図40では、左第2支持部21Lと整合素子19との接続部分と、右第2支持部21Rと整合素子19との接続部分とは、直線αに対して左右対称である。しかし、左第2支持部21Lと右第2支持部21Rとは反転対称に配置されている。少なくとも、左第2支持部21L及び右第2支持部21Rと整合素子19との接続部分が左右対称であるため、整合素子19における電磁波の共振状態の不均一による電力損失を抑制できる。なお、整合素子19における電磁波の共振状態が不均一とならない程度であれば、左第2支持部21L及び右第2支持部21Rと整合素子19との接続部分が完全な左右対称である必要はない。
【0112】
また、例えば、左第2支持部21Lと右第2支持部21Rとは、例えば、
図41のように直線αを中心として非対称に配置されていてもよい。
図41は、左第2支持部及び右第2支持部の整合素子に対する配置関係を示す平面図である。
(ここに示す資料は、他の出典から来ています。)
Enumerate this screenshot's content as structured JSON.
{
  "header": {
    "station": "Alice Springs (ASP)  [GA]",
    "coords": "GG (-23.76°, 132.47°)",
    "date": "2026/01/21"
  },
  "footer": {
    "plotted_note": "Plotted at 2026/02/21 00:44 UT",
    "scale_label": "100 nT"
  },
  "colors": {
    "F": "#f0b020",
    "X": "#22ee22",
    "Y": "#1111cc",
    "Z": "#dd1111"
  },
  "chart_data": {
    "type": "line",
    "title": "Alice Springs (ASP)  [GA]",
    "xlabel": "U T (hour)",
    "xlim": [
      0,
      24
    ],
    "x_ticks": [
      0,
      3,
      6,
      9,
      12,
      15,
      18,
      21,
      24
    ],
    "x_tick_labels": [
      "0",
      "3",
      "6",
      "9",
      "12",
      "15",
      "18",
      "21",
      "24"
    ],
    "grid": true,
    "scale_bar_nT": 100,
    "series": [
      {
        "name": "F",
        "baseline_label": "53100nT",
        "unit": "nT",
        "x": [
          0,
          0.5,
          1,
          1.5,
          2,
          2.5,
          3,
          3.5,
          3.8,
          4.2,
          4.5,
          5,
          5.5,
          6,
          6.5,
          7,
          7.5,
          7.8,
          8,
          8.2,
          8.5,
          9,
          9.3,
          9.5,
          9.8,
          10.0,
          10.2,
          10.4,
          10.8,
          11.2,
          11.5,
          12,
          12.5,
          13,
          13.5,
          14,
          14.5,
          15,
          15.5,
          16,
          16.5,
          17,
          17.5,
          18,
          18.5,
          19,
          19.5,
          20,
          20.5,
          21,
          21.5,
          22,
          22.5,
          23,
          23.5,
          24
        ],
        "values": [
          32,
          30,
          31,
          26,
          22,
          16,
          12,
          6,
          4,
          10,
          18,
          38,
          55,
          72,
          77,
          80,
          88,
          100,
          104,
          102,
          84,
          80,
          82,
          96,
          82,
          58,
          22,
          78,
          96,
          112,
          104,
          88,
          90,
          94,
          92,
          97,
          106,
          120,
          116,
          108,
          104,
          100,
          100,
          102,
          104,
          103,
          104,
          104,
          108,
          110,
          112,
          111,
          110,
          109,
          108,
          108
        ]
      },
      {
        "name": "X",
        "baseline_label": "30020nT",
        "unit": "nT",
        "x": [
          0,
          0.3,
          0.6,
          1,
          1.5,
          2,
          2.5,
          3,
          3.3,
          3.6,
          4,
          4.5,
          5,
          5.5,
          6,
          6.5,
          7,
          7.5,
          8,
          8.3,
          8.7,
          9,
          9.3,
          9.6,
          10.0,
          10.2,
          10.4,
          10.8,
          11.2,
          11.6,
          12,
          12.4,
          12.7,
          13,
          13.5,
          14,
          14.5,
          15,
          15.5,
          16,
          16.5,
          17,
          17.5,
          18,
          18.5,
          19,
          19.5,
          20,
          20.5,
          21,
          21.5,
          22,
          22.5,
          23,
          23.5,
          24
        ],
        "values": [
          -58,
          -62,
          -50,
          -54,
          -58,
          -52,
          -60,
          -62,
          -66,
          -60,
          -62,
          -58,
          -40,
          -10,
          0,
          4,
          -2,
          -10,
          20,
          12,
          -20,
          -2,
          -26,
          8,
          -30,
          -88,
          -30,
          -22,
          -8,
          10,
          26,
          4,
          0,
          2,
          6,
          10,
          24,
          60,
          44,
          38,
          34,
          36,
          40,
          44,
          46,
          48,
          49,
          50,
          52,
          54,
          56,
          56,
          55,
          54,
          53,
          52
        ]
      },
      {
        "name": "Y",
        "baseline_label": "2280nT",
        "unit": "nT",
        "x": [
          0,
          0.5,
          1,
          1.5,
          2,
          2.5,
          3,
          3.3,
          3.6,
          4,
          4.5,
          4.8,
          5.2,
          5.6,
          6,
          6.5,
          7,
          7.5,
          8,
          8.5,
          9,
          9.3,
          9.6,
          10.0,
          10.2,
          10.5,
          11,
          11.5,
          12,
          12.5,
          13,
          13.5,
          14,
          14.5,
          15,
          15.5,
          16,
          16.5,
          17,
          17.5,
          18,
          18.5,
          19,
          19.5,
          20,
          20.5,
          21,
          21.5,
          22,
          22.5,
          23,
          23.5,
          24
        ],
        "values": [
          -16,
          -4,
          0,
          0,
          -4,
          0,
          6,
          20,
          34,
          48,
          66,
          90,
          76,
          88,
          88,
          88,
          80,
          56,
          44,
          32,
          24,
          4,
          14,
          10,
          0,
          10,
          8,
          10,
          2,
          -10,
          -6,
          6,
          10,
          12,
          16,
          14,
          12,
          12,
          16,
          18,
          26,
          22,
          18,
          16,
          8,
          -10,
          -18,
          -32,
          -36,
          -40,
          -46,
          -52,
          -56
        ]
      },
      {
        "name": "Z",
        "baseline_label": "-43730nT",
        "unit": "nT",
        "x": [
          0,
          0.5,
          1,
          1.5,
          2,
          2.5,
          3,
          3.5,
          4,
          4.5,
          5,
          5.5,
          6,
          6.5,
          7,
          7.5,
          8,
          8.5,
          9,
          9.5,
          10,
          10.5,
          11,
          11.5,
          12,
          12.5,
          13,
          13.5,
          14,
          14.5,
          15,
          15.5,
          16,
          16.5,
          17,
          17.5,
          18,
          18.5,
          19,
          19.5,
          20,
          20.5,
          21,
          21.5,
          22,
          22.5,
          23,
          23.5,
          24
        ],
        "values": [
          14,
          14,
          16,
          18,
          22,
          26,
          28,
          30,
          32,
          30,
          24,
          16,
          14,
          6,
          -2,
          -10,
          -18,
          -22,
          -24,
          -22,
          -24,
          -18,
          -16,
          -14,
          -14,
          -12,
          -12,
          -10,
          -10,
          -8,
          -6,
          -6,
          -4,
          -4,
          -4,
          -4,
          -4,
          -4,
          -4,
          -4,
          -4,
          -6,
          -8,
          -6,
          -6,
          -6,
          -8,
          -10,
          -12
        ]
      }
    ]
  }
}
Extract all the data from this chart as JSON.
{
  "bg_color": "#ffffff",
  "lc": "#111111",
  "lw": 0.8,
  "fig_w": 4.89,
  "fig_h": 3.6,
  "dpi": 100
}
図40と同様に、左第2支持部21Lと整合素子19との接続部分と、右第2支持部21Rと整合素子19との接続部分とは、直線αに対して左右対称である。しかし、
図40とは異なり、左第2支持部21Lと右第2支持部21Rとは非対称に配置されている。
<4−2>
上記第1〜第3実施形態では、整合素子19と、グランド基板18の貫通孔23とは同位置の中心点βを有する。しかし、整合素子19の左第1辺19Lの中心近傍から左第2支持部21Lが延びており、整合素子19の右第1辺19Rの中心近傍から右第2支持部21Rが延びていればよく、整合素子19の中心と貫通孔23の中心とはずれていてもよい。例えば、左第2支持部21Lは、貫通孔23の左辺23Lの中央近傍からずれた位置に接続されていてもよい。同様に、右第2支持部21Rは、貫通孔23の右辺23Rの中央近傍からずれた位置に接続されていてもよい。この場合であっても、整合素子19のうち電界強度の弱い中央近傍の領域と、左第2支持部21L及び右第2支持部21Rとが接続されることで、第2支持部21を設けることにより生じる、整合素子19における電磁波への影響を抑制し、電力損失を抑制できる。
【0113】
<4−3>
上記第1〜第3実施形態では、左第2支持部21L及び右第2支持部21Rは、直線γ上において左右方向に沿って直線状に延びている。しかし、左第2支持部21L及び右第2支持部21Rは、湾曲又は屈曲していてもよい。
【0114】
<4−4>
左第2支持部21L及び右第2支持部21Rは、少なくとも整合素子19との接続部分が直線γ上に位置すればよく、必ずしも左第2支持部21L及び右第2支持部21R全体が直線γ上に位置する必要はない。
【0115】
<4−5>
上記第1〜第3実施形態では、第2支持部21は直線γ上に位置するが、必ずしも直線γ上に位置する必要はない。例えば、第2支持部21は、電磁波が形成する定在波の節が位置する整合素子19の中央近傍に対応して位置すればよい。なお、「中央近傍」とは、整合素子19のうち電界強度の小さい領域であればよく、整合素子19の中心点βのみならず、中心点β及びその近傍を含む意味である。例えば、整合素子19の対向する前第2辺19F及び後第2辺19Bからλg/4の近傍、つまり前第2辺19F及び後第2辺19B間の中央部分ということができる。このλg/4の近傍とは、例えば、一組の前第2辺19F及び後第2辺19Bからλg/4を中心として、±λg/8の範囲ということができる。
【0116】
さらには、第2支持部21は、整合素子19における電磁波の定在波の節を通って左右方向に延びる直線上に位置すれば、必ずしも整合素子19の中央近傍に対応して位置する必要はない。
【0117】
<4−6>
上記第1〜第3実施形態では、整合素子19は、グランド基板18と面一で形成されている。しかし、整合素子19の上下方向の位置はこれに限定されず、グランド基板18よりも上又は下に位置するように、第2支持部21により支持されてもよい。
【0118】
<4−7>
上記第1〜第3実施形態では、整合素子19の前後方向の長さL3はλg/2である。しかし、整合素子19の前後方向において電磁波が共振状態にあればよく、長さL3はλg/2に限定されない。例えば、整合素子19の前後方向の長さL3は(λg/2)×p(pは2以上の整数)であってもよい。ただし、電力変換器100の小型化を達成し、かつ電磁波を安定に共振状態に維持するためには、整合素子19の前後方向の長さL3はλg/2であるのが好ましい。
【0119】
<4−8>
上記第1〜第3実施形態では、第2支持部21(21L、21R)は直方体状の棒状部材である。しかし、第2支持部21は整合素子19を支持する部材であれば形状は限定されず、例えば円柱状の棒状部材であってもよい。ただし、グランド基板18とともに打ち抜き加工等で一体に形成する場合には、加工の容易性から第2支持部21は直方体状の棒状部材であるのが好ましい。
【0120】
<4−9>
上記第1〜第3実施形態では、シールド板25内の切欠き25a内に伝送パターン29が配置されている。しかし、シールド板25によって整合素子19からの電磁波の不要放射を抑制できればよく、切欠き25a内に伝送パターン29が配置されている必要はない。例えば、整合素子19の上方に伝送パターン29が配置され、さらに伝送パターン29の上方にシールド板25が配置されてもよい。
【0121】
<4−10>
上記第1〜第3実施形態では、整合素子19は正方形状であるが、例えば正方形状以外の長方形状及び台形状などの矩形状でもよい。また、整合素子19は、共振方向において対向する一組の辺が互いに平行であるのが好ましい。その他、整合素子19は、共振方向において対向する一組の辺が互いに平行であれば、四角形よりも多角形状及び円弧を含む形状であってもよい。
【0122】
<4−11>
上記第1〜第3実施形態では、整合素子19を支持する支持基板としてとしてグランド基板18を例示している。しかし、支持基板は接地されている必要はなく、例えば、所定の電位を有する導体であってもよい。ただし、接地されたグランド基板18を用いると、電磁波の電界を安定化できるので好ましい。
【0123】
<4−12>
上記第1〜第3実施形態では、伝送パターン29は1本であるが、伝送パターン29の本数は複数本であってもよい。なお、第1支持部27は、伝送パターン29が設けられている領域を除くように配置される。